About

Background

I'm building tools to track fast-moving areas of biotech. My first project is glp1.bio1up.com, a dashboard tracking GLP-1 clinical trials. It pulls daily from ClinicalTrials.gov and other sources, showing timeline shifts, results, efficacy and safety signals, competitive pipelines, and more. Read more about why I'm building this.

Previously, I was a professor at Harvard Medical School, where I focused on researching how people learn. I used machine learning and large language models (multimodal models) to understand how people learn and to help them reach their learning goals.

Prior to focusing on research, I created HMX, an online learning platform and set of courses from Harvard Medical School. I built a multi-disciplinary team (scientists and curriculum experts, artists, animators, marketing, business development, and tech) from the ground up and led the design, build, and go-to-market for a range of unique, interactive online courses, from immunology to genetics to AI in medicine, with an emphasis on active learning and using learning science to help people optimize their experience.

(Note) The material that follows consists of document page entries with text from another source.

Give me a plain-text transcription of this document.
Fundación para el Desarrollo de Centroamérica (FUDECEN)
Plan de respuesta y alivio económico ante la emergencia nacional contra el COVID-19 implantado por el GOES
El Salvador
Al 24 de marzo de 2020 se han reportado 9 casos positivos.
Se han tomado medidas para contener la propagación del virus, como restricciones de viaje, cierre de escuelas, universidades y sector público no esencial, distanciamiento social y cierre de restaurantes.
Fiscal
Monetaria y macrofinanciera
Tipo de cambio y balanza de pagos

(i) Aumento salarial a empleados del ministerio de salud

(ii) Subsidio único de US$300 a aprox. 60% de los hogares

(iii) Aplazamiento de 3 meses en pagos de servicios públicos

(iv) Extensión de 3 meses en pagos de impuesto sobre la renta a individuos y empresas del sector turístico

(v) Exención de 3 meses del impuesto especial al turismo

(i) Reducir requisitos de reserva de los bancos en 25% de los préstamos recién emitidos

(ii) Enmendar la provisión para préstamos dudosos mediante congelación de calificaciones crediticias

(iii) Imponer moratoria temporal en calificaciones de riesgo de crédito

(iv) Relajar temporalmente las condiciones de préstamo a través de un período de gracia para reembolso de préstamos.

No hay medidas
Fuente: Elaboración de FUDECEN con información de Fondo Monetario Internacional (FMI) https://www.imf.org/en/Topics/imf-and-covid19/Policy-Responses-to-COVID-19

I also have a strong technical background, originally computer science from MIT, and have used that background to continue programming a variety of projects. I did the programming for the research projects, including the LLM-related work, and implemented the data analysis pipeline for our initial online learning dashboards and user-facing reports. I think a lot about how to help people acquire knowledge more efficiently and effectively, and the role that AI can play in that.